Tuesday, February 17, 2009
Last week, my daughter came home and told me that the Pre-K class pet had died. The parakeet named CJ was the first death many of the children had experienced and the teachers used the event as a teaching moment. My daughter said, "Dad, CJ died," and she seemed pretty OK with it. She went back to watching TV with Mom.
Two days later, I got the news that my grandmother of 91 years passed away the previous night. When I got the message, I said "Oh my God!" and my daughter and wife came running. They said "What's wrong?!" and I told them the news - "Grandma Freeman died." My daughter immediately burst into tears, and seeing that sight suddenly made me do the same. The reality and gravity of what that meant was understood all too well by my 4-year old. After a few seconds, I regained my composure and immediately got on the phone to contact family members and to console my mother and uncle for their loss.

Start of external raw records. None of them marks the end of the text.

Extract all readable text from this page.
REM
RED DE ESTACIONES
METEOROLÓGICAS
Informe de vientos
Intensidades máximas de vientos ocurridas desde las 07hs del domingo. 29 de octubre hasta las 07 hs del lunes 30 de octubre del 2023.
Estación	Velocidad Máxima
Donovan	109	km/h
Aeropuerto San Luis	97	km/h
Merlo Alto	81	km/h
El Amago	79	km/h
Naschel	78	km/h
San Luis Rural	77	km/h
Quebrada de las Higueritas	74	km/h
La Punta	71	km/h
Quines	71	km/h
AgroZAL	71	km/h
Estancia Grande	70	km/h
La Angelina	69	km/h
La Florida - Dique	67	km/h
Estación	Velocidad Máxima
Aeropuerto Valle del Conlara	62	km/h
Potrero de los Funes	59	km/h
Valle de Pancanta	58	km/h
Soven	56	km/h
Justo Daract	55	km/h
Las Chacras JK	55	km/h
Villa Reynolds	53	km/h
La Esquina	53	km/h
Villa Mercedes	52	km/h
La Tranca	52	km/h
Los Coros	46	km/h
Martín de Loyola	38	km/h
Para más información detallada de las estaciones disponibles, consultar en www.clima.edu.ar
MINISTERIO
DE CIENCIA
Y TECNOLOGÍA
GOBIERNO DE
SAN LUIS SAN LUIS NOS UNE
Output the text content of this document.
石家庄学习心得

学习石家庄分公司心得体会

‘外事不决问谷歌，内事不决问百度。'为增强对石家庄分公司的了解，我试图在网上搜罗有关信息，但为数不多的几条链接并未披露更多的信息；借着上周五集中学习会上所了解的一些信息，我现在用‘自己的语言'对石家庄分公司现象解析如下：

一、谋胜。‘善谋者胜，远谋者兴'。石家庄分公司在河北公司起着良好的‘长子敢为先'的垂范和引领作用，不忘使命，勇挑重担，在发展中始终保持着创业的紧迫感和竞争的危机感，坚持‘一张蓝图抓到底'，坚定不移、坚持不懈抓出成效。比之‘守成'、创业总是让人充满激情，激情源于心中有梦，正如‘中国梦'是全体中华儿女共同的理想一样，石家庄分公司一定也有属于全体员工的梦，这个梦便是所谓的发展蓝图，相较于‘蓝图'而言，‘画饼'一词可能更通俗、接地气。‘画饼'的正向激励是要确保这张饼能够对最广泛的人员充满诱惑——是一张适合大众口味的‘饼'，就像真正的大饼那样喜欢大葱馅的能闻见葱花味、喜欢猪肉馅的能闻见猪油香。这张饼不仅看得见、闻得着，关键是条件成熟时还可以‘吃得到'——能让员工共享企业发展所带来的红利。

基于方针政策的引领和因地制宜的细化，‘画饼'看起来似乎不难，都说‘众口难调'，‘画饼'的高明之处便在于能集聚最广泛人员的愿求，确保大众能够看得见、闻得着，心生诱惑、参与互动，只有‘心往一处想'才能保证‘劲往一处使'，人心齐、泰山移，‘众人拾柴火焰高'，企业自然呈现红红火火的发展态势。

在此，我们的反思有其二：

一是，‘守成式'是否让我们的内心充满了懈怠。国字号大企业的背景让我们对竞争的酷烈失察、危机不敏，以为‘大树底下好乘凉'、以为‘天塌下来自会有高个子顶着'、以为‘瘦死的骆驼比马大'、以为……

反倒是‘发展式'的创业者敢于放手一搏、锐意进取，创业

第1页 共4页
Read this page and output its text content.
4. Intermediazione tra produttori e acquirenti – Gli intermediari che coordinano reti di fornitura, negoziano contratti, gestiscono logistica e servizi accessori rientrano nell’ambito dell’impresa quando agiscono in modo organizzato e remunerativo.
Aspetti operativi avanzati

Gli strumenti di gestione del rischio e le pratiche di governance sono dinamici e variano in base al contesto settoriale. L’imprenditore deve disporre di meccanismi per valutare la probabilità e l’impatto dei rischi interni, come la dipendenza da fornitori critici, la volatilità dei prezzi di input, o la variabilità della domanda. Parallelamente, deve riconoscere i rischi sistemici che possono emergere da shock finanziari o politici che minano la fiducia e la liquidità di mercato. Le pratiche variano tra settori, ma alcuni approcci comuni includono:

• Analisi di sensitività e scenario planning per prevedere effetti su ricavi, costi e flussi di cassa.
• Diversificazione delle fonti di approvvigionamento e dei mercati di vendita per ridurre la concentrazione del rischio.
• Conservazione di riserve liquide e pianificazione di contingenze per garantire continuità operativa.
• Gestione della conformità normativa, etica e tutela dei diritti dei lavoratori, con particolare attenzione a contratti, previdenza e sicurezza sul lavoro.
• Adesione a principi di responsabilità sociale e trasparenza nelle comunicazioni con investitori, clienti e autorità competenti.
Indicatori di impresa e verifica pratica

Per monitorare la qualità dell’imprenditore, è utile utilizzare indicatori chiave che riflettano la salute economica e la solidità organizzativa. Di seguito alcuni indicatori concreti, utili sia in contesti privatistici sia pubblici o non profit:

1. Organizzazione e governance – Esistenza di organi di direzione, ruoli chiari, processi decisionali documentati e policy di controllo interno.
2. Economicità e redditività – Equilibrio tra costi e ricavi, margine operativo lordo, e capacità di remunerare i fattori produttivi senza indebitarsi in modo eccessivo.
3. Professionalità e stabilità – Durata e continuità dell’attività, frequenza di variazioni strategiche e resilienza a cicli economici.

Five minutes later, my daughter regained her composure as well and went back to the business of getting dressed for the day. I thought maybe she was OK, having dealt with the loss of CJ so well. I was wrong. It's been 11 days since then and she has cried everyday. This is not continuous crying, but still it's no fun to watch her smile and then suddenly frown, knowing exactly what she's thinking about. She misses her great-grandmother. And why shouldn't she? She's not mature enough to appreciate the faith that Grandma Freeman is free of pain and in a better place with her Creator. All she has are pictures and memories, and those things can tear you up inside if you let them. Thank God she has a huge family to surround her with love and support. I'm thankful she got to know Mary Freeman (1918-2009) when she did. Aimée was the only great-grandchild she knew, and was therefore a princess among royalty.
When Aimée was born, my grandmother set up a pearl necklace program for her through a prestigious jewelry store. On her birthdays and on Christmas, Aimée receives a single pearl in a box that by her 21st birthday will be a full pearl necklace. My grandmother wanted a special heirloom for Aimée that she would be able to appreciate and cherish for the rest of her life. Of course, the pearls cannot replace the real treasure, but the gesture is profound nonetheless.
This marks the end of an era for me. My whole life has been peppered with trips to Washington D.C. to visit my grandparents, and now that's over. While I'll still visit D.C. for other family members, it obviously will never be the same. I've only ever associated D.C. with my grandparents for they showed me the entire city during my childhood - every museum, memorial, and monument. I went to the White House, Capitol Hill, the Library of Congress, and even the FBI building. My grandfather was a well-respected business man, having established the first African-run insurance companies in Ghana, and therefore, my brothers and I were princes among royalty. He was James Bond in my mind. Just way cooler, and black.
Now, going to Wasington D.C. without them being there is like getting off a plane in Rome, and Rome not being there.
On the morning of my grandmother's funeral, I woke to the sounds of the television reporting the plane crash in Buffalo that took 49 lives. In the final seconds of the landing, something went wrong and the pilots never got to inform the passengers. Just boom, it's over.
Today, we learned that a student I taught three years ago died unexpectedly. She was a junior in high school. She was found outdoors hours after leaving a party. Most of the members of the junior class who knew her in Middle School are naturally distraught. Counselors are everywhere trying to help and extra advisor meetings are planned to help students deal with the loss. It seems that death is all around us.
Yet, I live today with purpose and joy in my heart.
I am alive - This is real.
I have only today - This is real.
I must love myself today - This is real.
I must show someone love today - This is real.
I am blessed - This is real.
And no matter how long I'm able to enjoy this life, one more thing is real . . .
Death Is. And it's not evil.
Death is the period at the end of the sentence. You are the subject. Go and live the predicate.